Run Daily Triage Fixture Smoke

id: ACTIVITY-WP-0010-T03
status: wait
priority: high
state_hub_task_id: "10e0df77-c230-4a82-b720-23c66bd17c0a"

After T02, run a manual or smoke execution of daily-statehub-wsjf-triage against the live activity-core runtime.

Done when:

  • the run calls llm-connect through the configured Service URL;
  • llm-connect returns content accepted as schema-valid daily-triage JSON;
  • State Hub receives a daily_triage progress item with output_validated=true;
  • the working-memory daily-triage note exists at the path recorded in State Hub detail;
  • scripts/verify_daily_triage.py reports the smoke/manual run as present.

2026-06-19 recheck:

  • In-namespace llm-connect fixture smoke on railiance01 passed: smoke: pass health=ok latency_seconds=1.681 recommendations=1.
  • Manual POST /activity-definitions/6fca51fa-387a-4fd0-bc4e-d62c29eb859a/trigger reached llm-connect, but the workflow failed at persist_instruction_reports with state-hub-progress sink Connection refused while actcore-state-hub-bridge is unhealthy.
  • T03 therefore remains open until State Hub bridge reachability is restored and a run emits non-secret daily_triage progress with output_validated=true.
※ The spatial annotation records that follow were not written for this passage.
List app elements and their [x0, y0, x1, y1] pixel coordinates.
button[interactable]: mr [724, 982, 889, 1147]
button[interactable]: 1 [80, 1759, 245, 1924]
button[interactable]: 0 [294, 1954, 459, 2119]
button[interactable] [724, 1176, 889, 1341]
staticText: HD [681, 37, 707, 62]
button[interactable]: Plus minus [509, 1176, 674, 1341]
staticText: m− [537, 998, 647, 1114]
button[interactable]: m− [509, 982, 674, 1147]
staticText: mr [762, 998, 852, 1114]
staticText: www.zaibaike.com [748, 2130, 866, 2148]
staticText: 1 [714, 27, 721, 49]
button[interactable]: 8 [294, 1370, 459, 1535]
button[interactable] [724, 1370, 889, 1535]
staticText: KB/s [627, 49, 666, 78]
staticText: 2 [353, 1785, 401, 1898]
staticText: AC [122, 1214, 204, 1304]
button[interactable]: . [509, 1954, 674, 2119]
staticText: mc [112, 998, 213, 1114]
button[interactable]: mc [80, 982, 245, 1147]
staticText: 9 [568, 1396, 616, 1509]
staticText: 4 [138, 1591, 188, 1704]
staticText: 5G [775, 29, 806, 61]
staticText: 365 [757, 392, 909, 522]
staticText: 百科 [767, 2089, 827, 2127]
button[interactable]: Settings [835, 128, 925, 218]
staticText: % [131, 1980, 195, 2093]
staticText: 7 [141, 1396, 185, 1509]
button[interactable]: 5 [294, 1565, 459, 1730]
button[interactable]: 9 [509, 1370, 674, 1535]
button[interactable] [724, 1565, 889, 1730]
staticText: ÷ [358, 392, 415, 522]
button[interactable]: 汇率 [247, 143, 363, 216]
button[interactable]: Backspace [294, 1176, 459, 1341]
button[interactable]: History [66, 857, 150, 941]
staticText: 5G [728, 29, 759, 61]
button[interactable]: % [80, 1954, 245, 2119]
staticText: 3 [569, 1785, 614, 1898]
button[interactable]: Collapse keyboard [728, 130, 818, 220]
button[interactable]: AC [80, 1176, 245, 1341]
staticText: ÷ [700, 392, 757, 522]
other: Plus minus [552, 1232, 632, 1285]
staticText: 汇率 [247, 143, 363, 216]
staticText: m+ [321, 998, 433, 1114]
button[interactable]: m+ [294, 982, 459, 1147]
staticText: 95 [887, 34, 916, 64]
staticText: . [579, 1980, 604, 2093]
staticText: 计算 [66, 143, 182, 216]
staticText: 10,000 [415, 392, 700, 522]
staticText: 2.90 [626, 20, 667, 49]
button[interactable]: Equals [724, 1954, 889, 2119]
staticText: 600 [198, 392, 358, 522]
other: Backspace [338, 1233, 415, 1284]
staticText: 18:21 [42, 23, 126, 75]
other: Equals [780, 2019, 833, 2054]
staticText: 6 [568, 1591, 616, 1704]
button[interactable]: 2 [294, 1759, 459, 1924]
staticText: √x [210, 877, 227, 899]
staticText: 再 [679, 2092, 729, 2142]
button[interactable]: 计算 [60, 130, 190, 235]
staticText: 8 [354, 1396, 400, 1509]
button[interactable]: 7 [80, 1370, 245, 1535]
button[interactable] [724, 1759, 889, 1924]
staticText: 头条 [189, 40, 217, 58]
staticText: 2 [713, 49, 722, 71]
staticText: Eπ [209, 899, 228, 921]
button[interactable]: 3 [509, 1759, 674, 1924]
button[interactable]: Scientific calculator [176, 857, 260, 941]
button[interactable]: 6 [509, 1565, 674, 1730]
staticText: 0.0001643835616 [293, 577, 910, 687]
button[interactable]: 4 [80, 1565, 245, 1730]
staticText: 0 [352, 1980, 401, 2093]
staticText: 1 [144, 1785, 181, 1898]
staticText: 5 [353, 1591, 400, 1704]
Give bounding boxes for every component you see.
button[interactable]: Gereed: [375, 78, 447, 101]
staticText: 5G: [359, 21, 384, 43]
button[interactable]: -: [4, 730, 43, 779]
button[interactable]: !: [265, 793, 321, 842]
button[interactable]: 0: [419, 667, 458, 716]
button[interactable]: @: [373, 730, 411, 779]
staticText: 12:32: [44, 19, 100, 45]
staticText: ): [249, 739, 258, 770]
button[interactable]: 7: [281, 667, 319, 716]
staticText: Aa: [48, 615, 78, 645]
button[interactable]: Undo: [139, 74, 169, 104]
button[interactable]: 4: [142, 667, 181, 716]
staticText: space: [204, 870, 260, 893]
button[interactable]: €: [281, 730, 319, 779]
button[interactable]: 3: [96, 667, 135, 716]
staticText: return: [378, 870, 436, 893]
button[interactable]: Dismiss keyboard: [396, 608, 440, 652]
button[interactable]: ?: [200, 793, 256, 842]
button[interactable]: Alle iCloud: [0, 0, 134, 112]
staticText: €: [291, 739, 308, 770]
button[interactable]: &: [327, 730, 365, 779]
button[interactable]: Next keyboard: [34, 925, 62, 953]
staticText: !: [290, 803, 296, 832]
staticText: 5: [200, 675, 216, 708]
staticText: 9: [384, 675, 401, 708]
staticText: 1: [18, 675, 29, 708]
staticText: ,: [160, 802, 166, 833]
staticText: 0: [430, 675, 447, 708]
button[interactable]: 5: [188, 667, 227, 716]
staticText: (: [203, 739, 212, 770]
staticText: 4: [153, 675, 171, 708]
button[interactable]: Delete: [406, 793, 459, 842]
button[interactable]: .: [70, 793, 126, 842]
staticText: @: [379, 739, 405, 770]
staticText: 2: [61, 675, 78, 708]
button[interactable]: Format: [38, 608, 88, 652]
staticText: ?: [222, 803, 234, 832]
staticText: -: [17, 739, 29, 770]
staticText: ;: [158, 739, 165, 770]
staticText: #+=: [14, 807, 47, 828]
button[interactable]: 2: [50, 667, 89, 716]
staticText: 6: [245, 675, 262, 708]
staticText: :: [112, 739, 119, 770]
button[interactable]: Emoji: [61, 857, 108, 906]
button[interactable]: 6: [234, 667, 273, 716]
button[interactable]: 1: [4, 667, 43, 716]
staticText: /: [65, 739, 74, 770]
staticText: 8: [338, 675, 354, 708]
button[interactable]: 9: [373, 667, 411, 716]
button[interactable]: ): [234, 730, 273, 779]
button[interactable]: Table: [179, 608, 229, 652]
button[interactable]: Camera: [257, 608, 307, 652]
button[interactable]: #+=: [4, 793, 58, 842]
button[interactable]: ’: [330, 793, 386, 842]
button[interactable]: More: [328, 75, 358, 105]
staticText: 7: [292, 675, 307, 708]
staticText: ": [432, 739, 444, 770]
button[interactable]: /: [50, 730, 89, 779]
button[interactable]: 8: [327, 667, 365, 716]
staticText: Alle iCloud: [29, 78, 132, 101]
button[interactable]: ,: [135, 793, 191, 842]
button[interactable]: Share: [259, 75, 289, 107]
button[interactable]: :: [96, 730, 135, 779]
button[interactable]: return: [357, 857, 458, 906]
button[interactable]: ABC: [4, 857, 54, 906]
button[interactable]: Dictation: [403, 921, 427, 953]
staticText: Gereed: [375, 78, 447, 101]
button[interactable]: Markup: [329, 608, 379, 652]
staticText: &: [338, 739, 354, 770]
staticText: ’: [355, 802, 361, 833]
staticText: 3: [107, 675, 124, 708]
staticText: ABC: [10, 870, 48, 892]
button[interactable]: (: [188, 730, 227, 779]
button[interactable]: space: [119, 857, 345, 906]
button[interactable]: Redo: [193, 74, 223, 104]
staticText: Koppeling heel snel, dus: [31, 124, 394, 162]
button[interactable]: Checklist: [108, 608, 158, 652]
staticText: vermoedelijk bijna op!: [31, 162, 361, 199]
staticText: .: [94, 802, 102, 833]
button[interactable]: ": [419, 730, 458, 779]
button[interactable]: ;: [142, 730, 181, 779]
Collect Three Clean Scheduled Runs

id: ACTIVITY-WP-0010-T04
status: wait
priority: high
state_hub_task_id: "dc6b9482-cf43-4fc5-994b-dcd7dea47db7"

Let the normal 07:20 Europe/Berlin schedule produce three consecutive clean daily triage runs after the live config reconciliation.

Done when:

  • three consecutive scheduled runs have Temporal workflow evidence, activity_runs rows, State Hub daily_triage progress, and working-memory notes;
  • none of the three runs are merely manual smoke tests or execution_failed diagnostics;
  • calibration feedback is recorded in State Hub;
  • ACTIVITY-WP-0006-T03 and ACTIVITY-WP-0009-T01 can move from wait to done.

Close Handoff State

id: ACTIVITY-WP-0010-T05
status: wait
priority: medium
state_hub_task_id: "ecc57e21-1716-4daa-aba6-d8a6d824e4ed"

Update the surrounding workplans and State Hub once the live daily triage gate passes.

Done when:

  • ACTIVITY-WP-0006 records the three-run calibration evidence;
  • ACTIVITY-WP-0009 records the scheduled-run trust gap closure;
  • any temporary needs_human flags created for the llm-connect provider/config handoff are cleared or replaced by a narrower follow-up;
  • this workplan is marked finished.